Do Not Disturb
I did terrible on ALL of my assignments that was more of a packet with at least 4 pages that my teacher had given me. It stressed me out. Now we have another assignment due next week and it's all about adjectives.
I don't get it. I seem to do so well on the tests but when it comes to doing homework I lose it. I felt lost. I was lost. Even after she tells us that we can use our notes. I hate to say this but I need tutoring. It's the only way that I'll pass the class and NOT fail. Maybe that'll help ease my stress a bit. Or I could just ask someone... A student that have a decent enough grade in that class. Still no call from Chick-fil-A about an interview. No email. No nothing.
My mom always tell me how I don't "apply" myself when it comes to searching for jobs. I do to. Except the part about me being shy. I'm trying my best here. But I guess I'm not trying hard enough.
Now on to the tea. The dude that looked at me said wassup... To Me. I didn't say anything. It's not that I didn't hear him. I did. I just looked at him...smiled a gentle smile.... And went about my business. He flirts with ALMOST every girl he sees. You would think I wasn't gonna let him flirt with me by any chance did you.
Me and my boyfriend are going to the movies tomorrow evening to see " A Star Is Born". I'll let you know how the movie went in a later advance. I've heard so many great things about it not only including the soundtrack. It's just amazing. It's a must see. Can't wait to ball my eyes out.
I'm craving for some Oreo Mcflurry right about now.

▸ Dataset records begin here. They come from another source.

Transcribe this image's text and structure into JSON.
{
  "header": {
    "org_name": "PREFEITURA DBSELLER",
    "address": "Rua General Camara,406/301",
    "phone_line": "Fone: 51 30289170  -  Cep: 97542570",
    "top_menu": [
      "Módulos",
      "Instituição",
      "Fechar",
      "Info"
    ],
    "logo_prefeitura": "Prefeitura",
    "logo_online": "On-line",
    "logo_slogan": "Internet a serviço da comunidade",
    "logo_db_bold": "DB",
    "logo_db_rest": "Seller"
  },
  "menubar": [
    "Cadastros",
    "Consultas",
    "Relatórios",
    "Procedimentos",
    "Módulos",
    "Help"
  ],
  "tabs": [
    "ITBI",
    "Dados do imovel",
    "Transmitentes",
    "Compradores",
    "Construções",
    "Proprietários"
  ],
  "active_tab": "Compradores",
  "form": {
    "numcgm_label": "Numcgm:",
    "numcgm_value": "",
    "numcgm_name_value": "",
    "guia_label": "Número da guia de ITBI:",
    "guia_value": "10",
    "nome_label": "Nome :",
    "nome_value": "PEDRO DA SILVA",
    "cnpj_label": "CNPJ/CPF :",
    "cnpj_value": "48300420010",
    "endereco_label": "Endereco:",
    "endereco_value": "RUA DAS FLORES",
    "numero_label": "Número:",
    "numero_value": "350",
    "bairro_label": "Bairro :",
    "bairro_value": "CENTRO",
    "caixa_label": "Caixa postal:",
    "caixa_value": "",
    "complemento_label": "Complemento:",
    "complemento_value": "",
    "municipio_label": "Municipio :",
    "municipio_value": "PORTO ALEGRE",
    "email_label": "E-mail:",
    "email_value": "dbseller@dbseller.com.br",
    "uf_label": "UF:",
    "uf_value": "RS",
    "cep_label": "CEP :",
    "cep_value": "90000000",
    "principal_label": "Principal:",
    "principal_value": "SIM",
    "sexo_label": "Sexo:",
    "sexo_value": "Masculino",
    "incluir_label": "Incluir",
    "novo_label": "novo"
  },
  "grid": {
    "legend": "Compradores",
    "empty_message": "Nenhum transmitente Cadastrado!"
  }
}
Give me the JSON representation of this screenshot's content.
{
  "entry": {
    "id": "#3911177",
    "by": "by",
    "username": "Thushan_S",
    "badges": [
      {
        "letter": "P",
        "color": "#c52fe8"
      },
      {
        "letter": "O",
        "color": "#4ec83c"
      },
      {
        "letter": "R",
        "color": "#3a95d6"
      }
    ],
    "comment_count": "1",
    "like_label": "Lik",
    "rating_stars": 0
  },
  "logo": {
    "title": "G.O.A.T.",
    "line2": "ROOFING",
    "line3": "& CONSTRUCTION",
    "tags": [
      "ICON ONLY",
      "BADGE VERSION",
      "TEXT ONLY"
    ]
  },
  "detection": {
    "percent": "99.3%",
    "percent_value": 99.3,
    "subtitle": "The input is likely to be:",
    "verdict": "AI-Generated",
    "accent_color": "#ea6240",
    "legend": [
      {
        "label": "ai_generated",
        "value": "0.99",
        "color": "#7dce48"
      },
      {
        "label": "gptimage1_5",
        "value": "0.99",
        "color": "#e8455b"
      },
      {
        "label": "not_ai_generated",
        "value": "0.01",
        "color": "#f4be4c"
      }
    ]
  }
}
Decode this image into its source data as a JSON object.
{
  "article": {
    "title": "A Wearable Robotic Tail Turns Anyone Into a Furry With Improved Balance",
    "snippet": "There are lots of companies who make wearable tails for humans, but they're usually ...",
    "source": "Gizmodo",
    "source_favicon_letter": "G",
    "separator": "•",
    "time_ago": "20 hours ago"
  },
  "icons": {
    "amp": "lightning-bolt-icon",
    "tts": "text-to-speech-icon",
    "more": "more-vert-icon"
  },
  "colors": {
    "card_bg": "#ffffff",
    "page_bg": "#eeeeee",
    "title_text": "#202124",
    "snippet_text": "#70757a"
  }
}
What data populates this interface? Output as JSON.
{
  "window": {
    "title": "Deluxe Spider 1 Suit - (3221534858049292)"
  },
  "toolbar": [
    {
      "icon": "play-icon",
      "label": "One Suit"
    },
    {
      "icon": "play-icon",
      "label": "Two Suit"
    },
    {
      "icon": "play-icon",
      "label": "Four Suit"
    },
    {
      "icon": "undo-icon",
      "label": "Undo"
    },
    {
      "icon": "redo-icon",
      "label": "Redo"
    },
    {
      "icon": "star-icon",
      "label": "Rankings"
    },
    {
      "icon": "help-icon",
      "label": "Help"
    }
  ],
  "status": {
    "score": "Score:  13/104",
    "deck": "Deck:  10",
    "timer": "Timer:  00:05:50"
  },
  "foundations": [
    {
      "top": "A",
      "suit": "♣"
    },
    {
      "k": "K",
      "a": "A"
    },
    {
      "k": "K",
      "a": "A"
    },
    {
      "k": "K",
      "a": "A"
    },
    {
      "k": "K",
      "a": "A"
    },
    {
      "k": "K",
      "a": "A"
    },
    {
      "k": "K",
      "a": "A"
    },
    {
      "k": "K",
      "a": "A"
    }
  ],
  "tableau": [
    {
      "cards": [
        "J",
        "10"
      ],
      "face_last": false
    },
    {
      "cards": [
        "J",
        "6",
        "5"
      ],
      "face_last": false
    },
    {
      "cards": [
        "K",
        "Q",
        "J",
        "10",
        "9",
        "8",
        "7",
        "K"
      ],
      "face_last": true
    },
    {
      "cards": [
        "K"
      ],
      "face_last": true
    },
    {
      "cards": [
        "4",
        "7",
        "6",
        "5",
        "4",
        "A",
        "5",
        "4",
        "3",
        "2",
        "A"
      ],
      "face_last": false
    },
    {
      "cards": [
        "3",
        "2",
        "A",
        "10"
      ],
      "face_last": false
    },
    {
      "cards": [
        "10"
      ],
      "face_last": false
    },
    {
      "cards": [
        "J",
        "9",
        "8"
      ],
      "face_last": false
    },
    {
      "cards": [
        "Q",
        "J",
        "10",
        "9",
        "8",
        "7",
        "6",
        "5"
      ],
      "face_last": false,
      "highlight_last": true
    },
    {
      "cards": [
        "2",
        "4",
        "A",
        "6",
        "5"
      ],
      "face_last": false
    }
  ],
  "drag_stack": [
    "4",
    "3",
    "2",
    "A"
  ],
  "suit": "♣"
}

I know it's 3 in the morning and I'm rewatching 27 dresses for the a thousanth time. I don't see how my Grandma does it. Rewatch the same movies over and over again. I just can't do it. Theirs nothing their to watch anymore and we don't have cable... At least not yet ( which sucks).
I would get on my phone but I think my eyes are starting to shut open. Not close.... Open. It's officially glued. Well, that's enough starring at the screen for the night.